En ce qui concerne le moyen propre à créer un doute sérieux quant à la légalité de la décision de refus de renouvellement du titre de séjour :
6. En l’état de l’instruction, le moyen tiré de la méconnaissance de l’article 8 de la convention européenne de sauvegarde des droits de l’homme et des libertés fondamentales est propre à créer un doute sérieux sur la légalité de la décision implicite par laquelle le préfet de la Seine Saint-Denis a rejeté la demande de M. B… de renouvellement de son titre de séjour.
7. Il résulte de tout ce qui précède que l’exécution de la décision implicite par laquelle le préfet de la Seine-Saint-Denis a refusé de renouveler le titre de séjour de M. B… doit être suspendue.
Sur les conclusions aux fins d’injonction et d’astreinte :
8. Sous réserve de changement de circonstances de droit ou de fait, il y a lieu d’enjoindre au préfet de la Seine-Saint-Denis de procéder dans un délai d’un mois à compter de la notification de l’ordonnance à intervenir, au réexamen de la demande du requérant.
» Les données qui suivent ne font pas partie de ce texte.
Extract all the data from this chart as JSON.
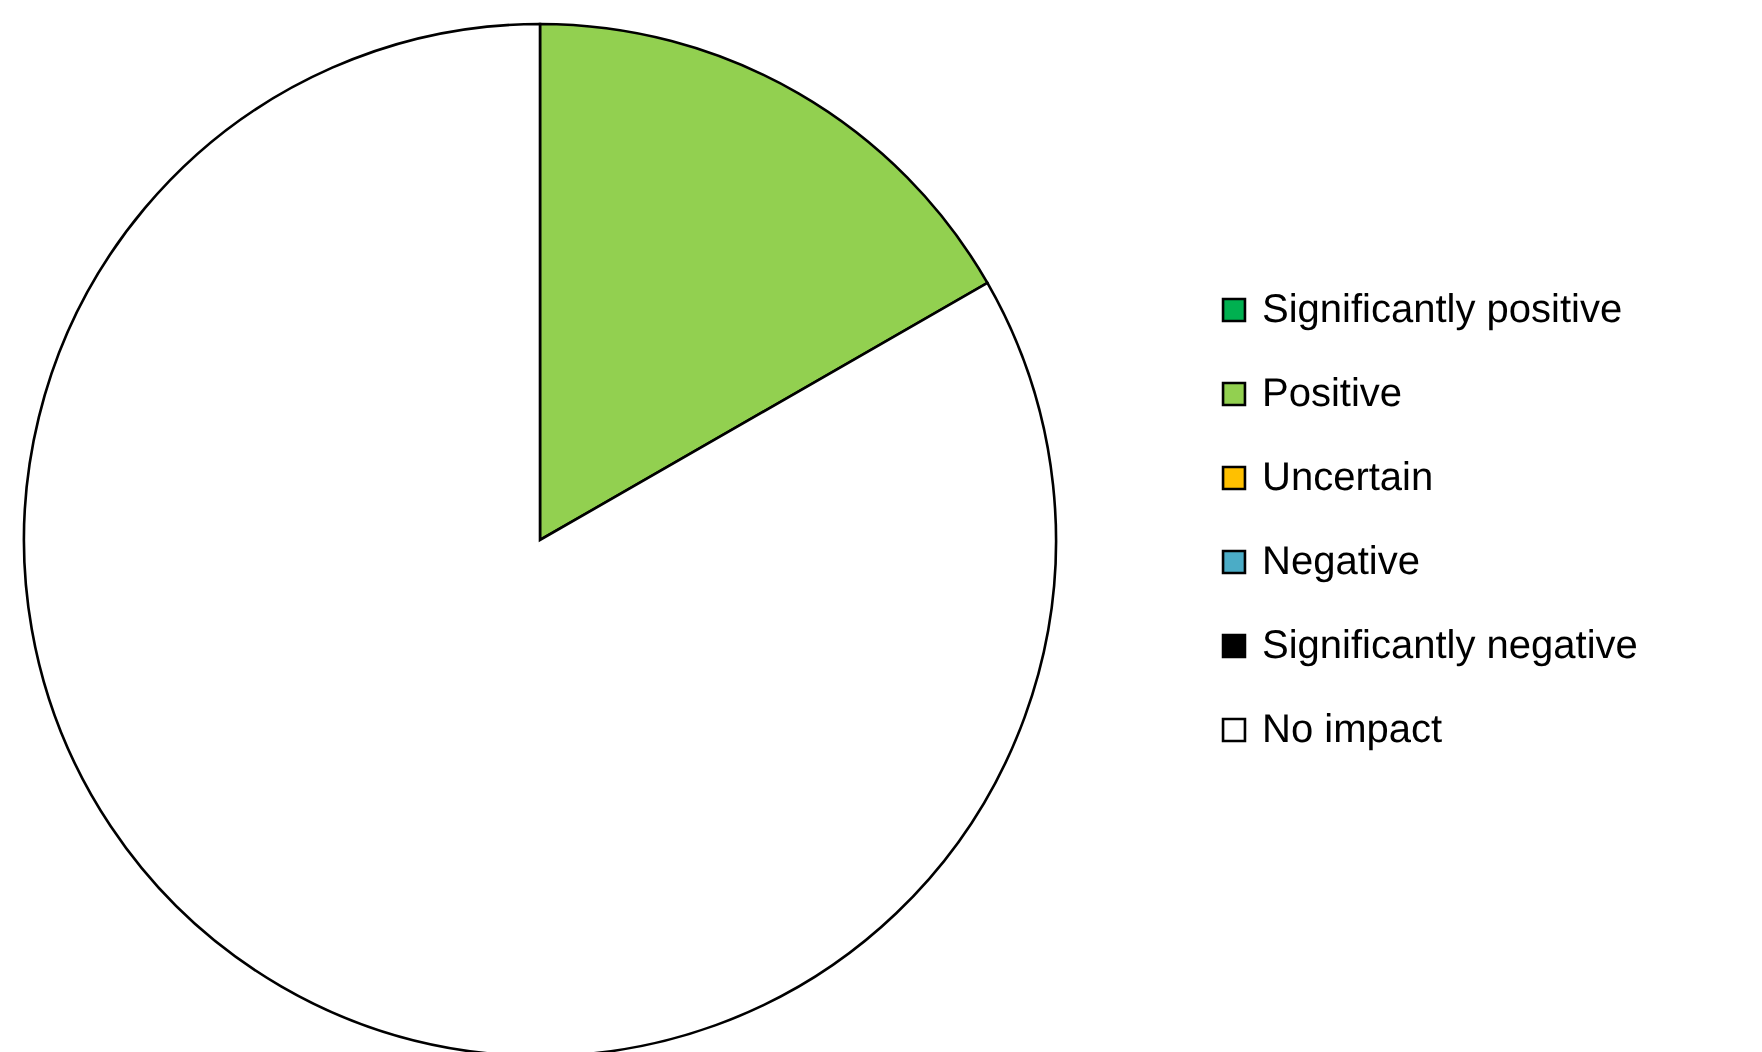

Il n’y a cependant pas lieu d’assortir cette injonction d’une astreinte.
Sur les frais liés au litige :
9. Il y a lieu, dans les circonstances de l’espèce, de faire application des dispositions de l’article L. 761-1 du code de justice administrative et de mettre à la charge de l’État, partie perdante dans la présente instance, le versement de la somme de 1 000 euros au titre des frais exposés par M. B….
O R D O N N E :
Article 1er : L’exécution de la décision implicite par laquelle le préfet de la Seine-Saint-Denis a rejeté la demande de renouvellement du titre de séjour de M. B… est suspendue.
Article 2 : Il est enjoint au préfet de la Seine-Saint-Denis, ou à tout autre préfet territorialement compétent, de réexaminer la demande de renouvellement de titre de séjour présentée par M. B…, dans un délai d’un mois à compter de la notification à intervenir.
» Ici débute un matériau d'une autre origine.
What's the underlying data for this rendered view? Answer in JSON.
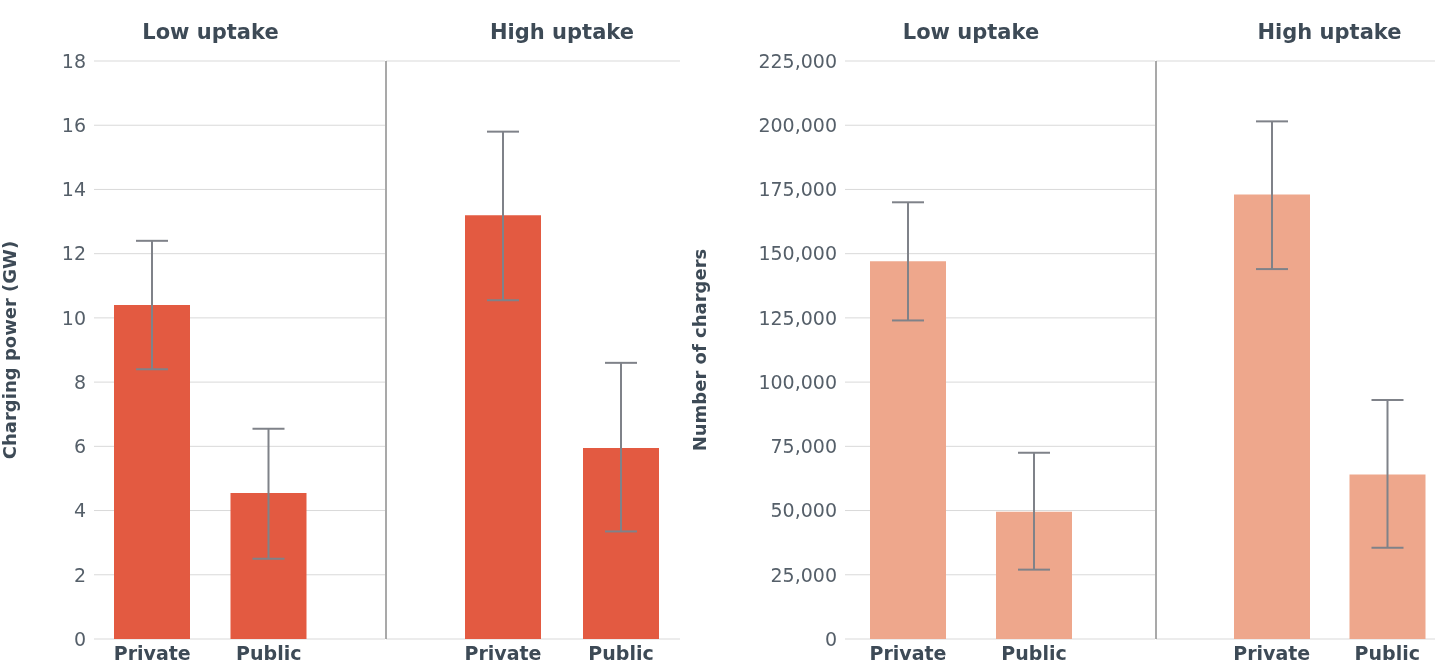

Article 3 : L’Etat versera à M. B… une somme de 1 000 euros en application des dispositions de l’article L. 761-1 du code de justice administrative.
Article 4 : Le surplus des conclusions de la requête est rejeté.
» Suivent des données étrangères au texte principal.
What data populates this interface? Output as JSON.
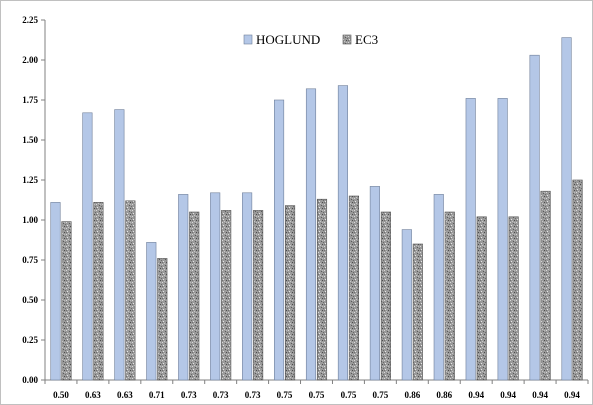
{
  "chart_data": {
    "type": "bar",
    "title": "",
    "xlabel": "",
    "ylabel": "",
    "ylim": [
      0,
      2.25
    ],
    "y_ticks": [
      "0.00",
      "0.25",
      "0.50",
      "0.75",
      "1.00",
      "1.25",
      "1.50",
      "1.75",
      "2.00",
      "2.25"
    ],
    "grid": false,
    "legend_position": "top-center",
    "categories": [
      "0.50",
      "0.63",
      "0.63",
      "0.71",
      "0.73",
      "0.73",
      "0.73",
      "0.75",
      "0.75",
      "0.75",
      "0.75",
      "0.86",
      "0.86",
      "0.94",
      "0.94",
      "0.94",
      "0.94"
    ],
    "series": [
      {
        "name": "HOGLUND",
        "color": "#b4c7e7",
        "values": [
          1.11,
          1.67,
          1.69,
          0.86,
          1.16,
          1.17,
          1.17,
          1.75,
          1.82,
          1.84,
          1.21,
          0.94,
          1.16,
          1.76,
          1.76,
          2.03,
          2.14
        ]
      },
      {
        "name": "EC3",
        "color": "#8c8c8c",
        "values": [
          0.99,
          1.11,
          1.12,
          0.76,
          1.05,
          1.06,
          1.06,
          1.09,
          1.13,
          1.15,
          1.05,
          0.85,
          1.05,
          1.02,
          1.02,
          1.18,
          1.25
        ]
      }
    ]
  }
}
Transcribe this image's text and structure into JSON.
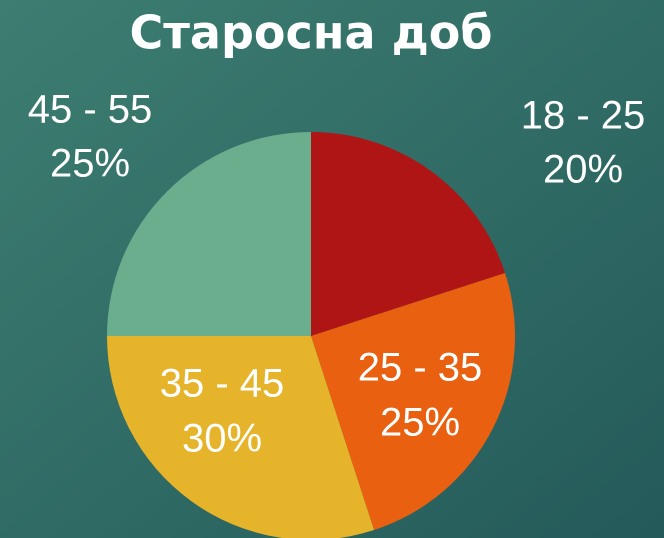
{
  "chart_data": {
    "type": "pie",
    "title": "Старосна доб",
    "categories": [
      "18 - 25",
      "25 - 35",
      "35 - 45",
      "45 - 55"
    ],
    "values": [
      20,
      25,
      30,
      25
    ],
    "value_labels": [
      "20%",
      "25%",
      "30%",
      "25%"
    ],
    "colors": [
      "#b01515",
      "#e86010",
      "#e6b42a",
      "#6aae8e"
    ]
  }
}
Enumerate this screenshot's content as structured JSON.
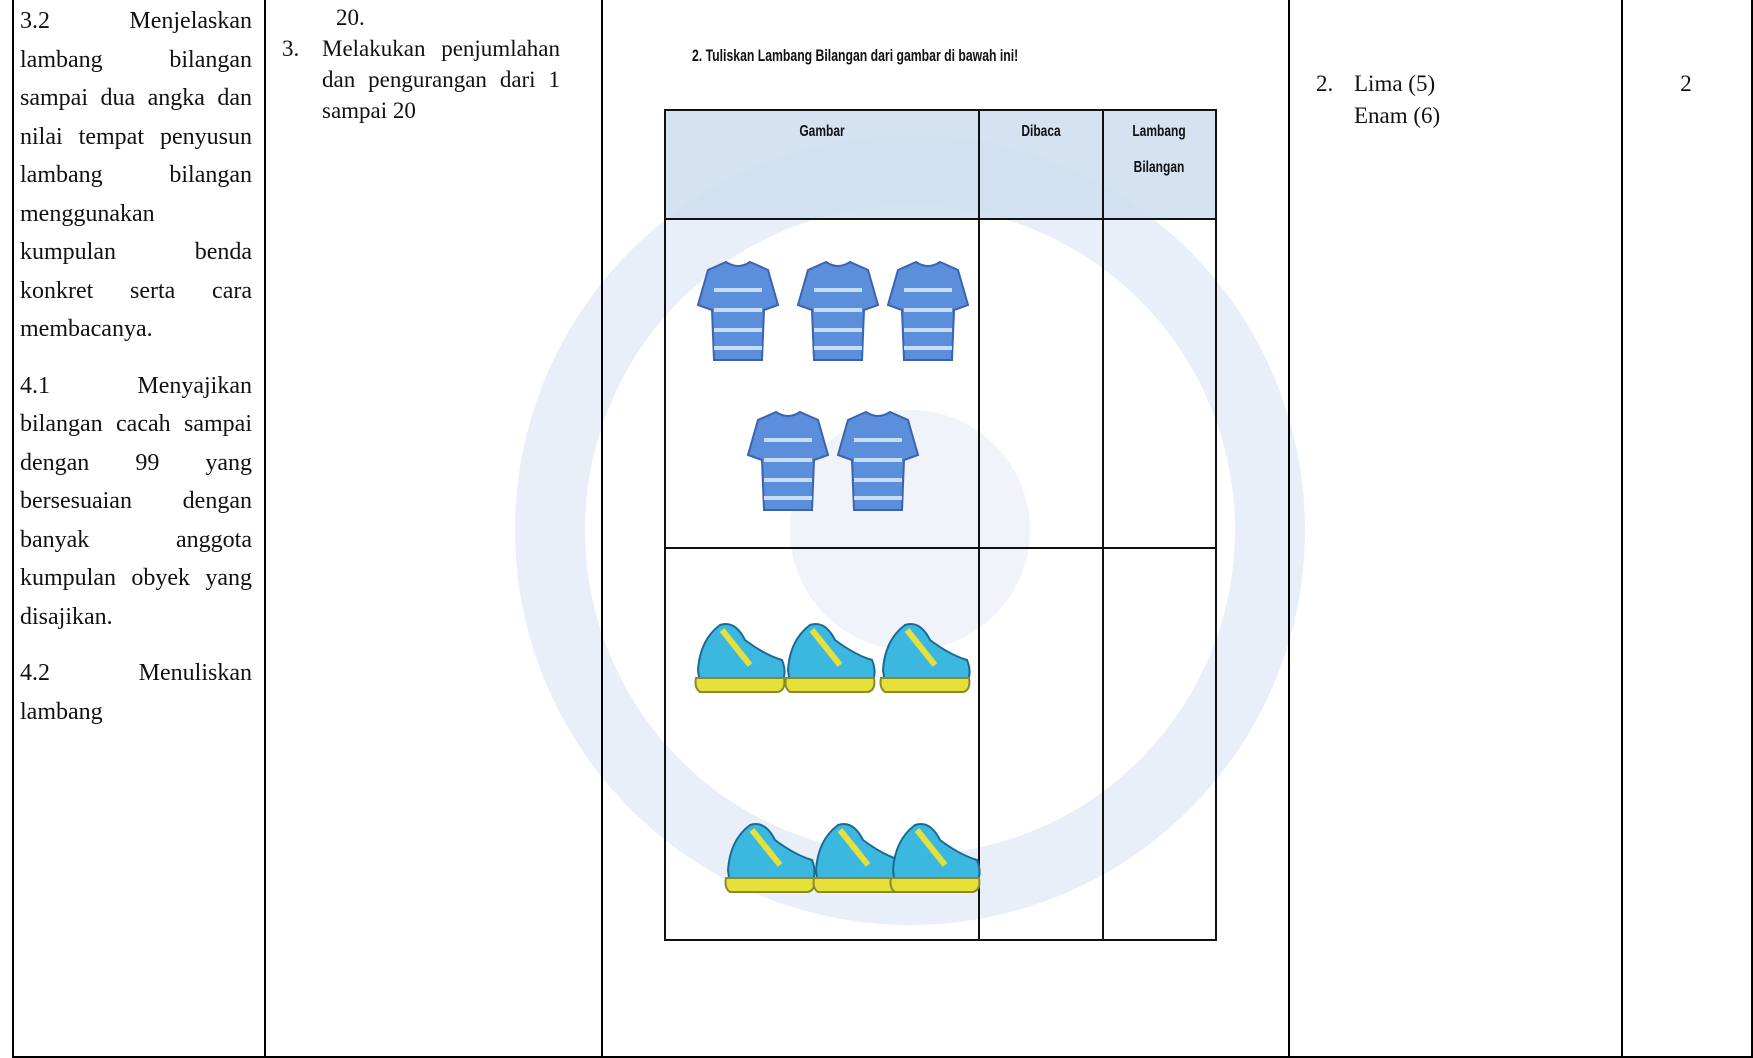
{
  "competency": [
    "3.2 Menjelaskan lambang bilangan sampai dua angka dan nilai tempat penyusun lambang bilangan menggunakan kumpulan benda konkret serta cara membacanya.",
    "4.1 Menyajikan bilangan cacah sampai dengan 99 yang bersesuaian dengan banyak anggota kumpulan obyek yang disajikan.",
    "4.2 Menuliskan lambang"
  ],
  "indicator": {
    "continued": "20.",
    "item_number": "3.",
    "item_text": "Melakukan penjumlahan dan pengurangan dari 1 sampai 20"
  },
  "question": {
    "title": "2. Tuliskan Lambang Bilangan dari gambar di bawah ini!",
    "headers": [
      "Gambar",
      "Dibaca",
      "Lambang Bilangan"
    ]
  },
  "answer": {
    "number": "2.",
    "lines": [
      "Lima (5)",
      "Enam (6)"
    ]
  },
  "score": "2"
}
Article 5 : La présente ordonnance sera notifiée à M. A… B… et au ministre d’Etat, ministre de l’intérieur.
Copie en sera adressée au préfet de la Seine-Saint-Denis.
Fait à Montreuil, le 30 juillet 2025.
La juge des référés,
L. Bazin
La République mande et ordonne au ministre d’Etat, ministre de l’intérieur en ce qui le concerne ou à tous commissaires de justice à ce requis en ce qui concerne les voies de droit commun contre les parties privées, de pourvoir à l’exécution de la présente décision.